Today I tried to create a report of some basic statistics about
Abacus downloads. Normally I would use
grep
, awk
and a few other commandline tools to find a rough estimate of
these numbers. However this time I needed a bit more information than these
tools could give me. A problem in need of a solution.
My first question was: how many people have downloaded Abacus? The answer is
grep '/abacus/files/Abacus' | grep -v '<localip>' \
| grep -v 'somebots' | awk '{print $1}'
| sort | uniq | wc -l
The pattern here is the following. First find the lines you want. Then remove the lines you don’t want. Print the first field-the client-and makes this list unique. I don’t want to count multiple downloads from the same ip.
The next questions was: where do people who download Abacus come from?
For this I take the answer from the last question (without wc -l
) and
write it to a file. Now I can use the file as extra argument for grep
like
this:
grep -f abacus-downloads.txt -F logs/access.log
This makes grep use the lines in abacus-downloads.txt
as the patterns that
it needs to find in logs/access.log
. Now I need to find the first line
where a match appears, which should contain the referrer where the person
comes from. How to do that? I did the following:
- Download Parse::AccessLogEntry from CPAN
- Write a little script
This script will only print a line if it’s the first line containing a client.
use Parse::AccessLogEntry;
my $p = Parse::AccessLogEntry->new();
my %hosts;
while (<>) {
my $line = $p->parse($_);
if (!$hosts{$line->{host}}) {
print;
$hosts{$line->{host}} = 1;
}
}
I pipe the output of the previous grep
through this program and now I have
the lines with the referrers I’m looking for. A small improvement could be
to filter out favicons because in my case one browser downloaded the favicon
before it got the page itself.
Just add
next if $line->{file} =~ m{^/favicon};
at the appropriate spot. Now I need a list of the referrers from these
lines. I could change the print
statement in this program to that for me.
That wouldn’t be the unix way. So I wrote another small program that prints
the field from the log if it’s specified in the arguments.
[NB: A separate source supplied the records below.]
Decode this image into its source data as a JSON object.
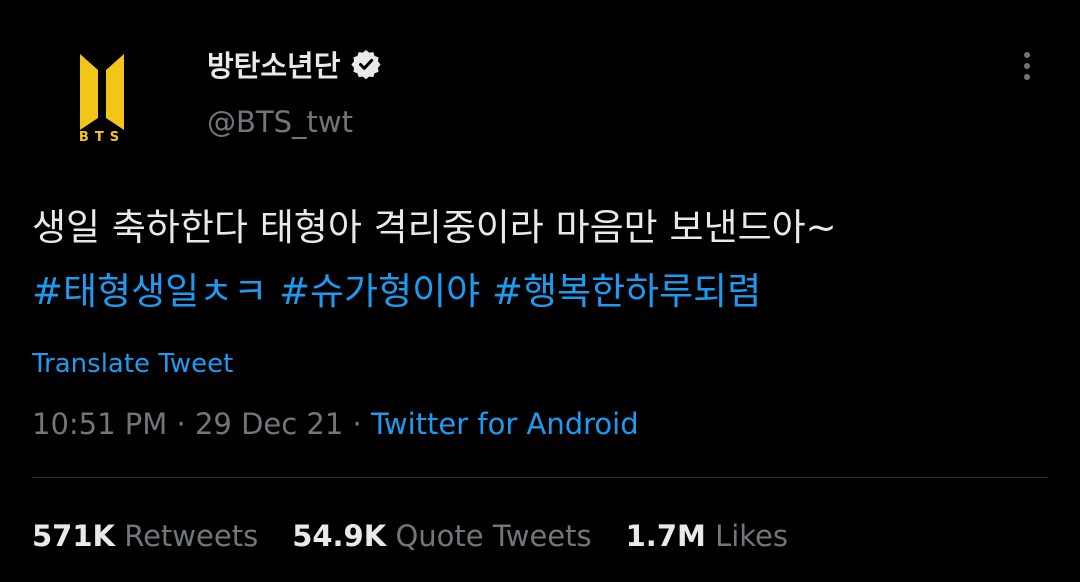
{
  "author": {
    "display_name": "방탄소년단",
    "handle": "@BTS_twt",
    "logo_text": "BTS",
    "verified": true
  },
  "tweet": {
    "text": "생일 축하한다 태형아 격리중이라 마음만 보낸드아~",
    "hashtags": [
      "#태형생일ㅊㅋ",
      "#슈가형이야",
      "#행복한하루되렴"
    ]
  },
  "translate_label": "Translate Tweet",
  "meta": {
    "time": "10:51 PM",
    "separator": " · ",
    "date": "29 Dec 21",
    "source": "Twitter for Android"
  },
  "stats": {
    "retweets": {
      "value": "571K",
      "label": "Retweets"
    },
    "quotes": {
      "value": "54.9K",
      "label": "Quote Tweets"
    },
    "likes": {
      "value": "1.7M",
      "label": "Likes"
    }
  },
  "colors": {
    "background": "#000000",
    "text": "#e7e9ea",
    "secondary": "#71767b",
    "accent": "#1d9bf0",
    "logo": "#f3c519"
  }
}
use Parse::AccessLogEntry;
my $p = Parse::AccessLogEntry->new();
my @args = @ARGV;
@ARGV=();
while (<>) {
my $line = $p->parse($_);
print join("\t", map { $line->{$_} } @args) . "\n";
}
This program can be called using one or more arguments. The argument should
be a key from the $line
hashref, like host, user, date, time, diffgmt,
rtype, file, proto, code, bytes, refer or agent.
Using refer
as an argument, the program ave me a list of the referrers
from the log file. Using sort | uniq -c | sort -rn
on this gave me a top X
list of the referrer where the people who downloaded Abacus came from.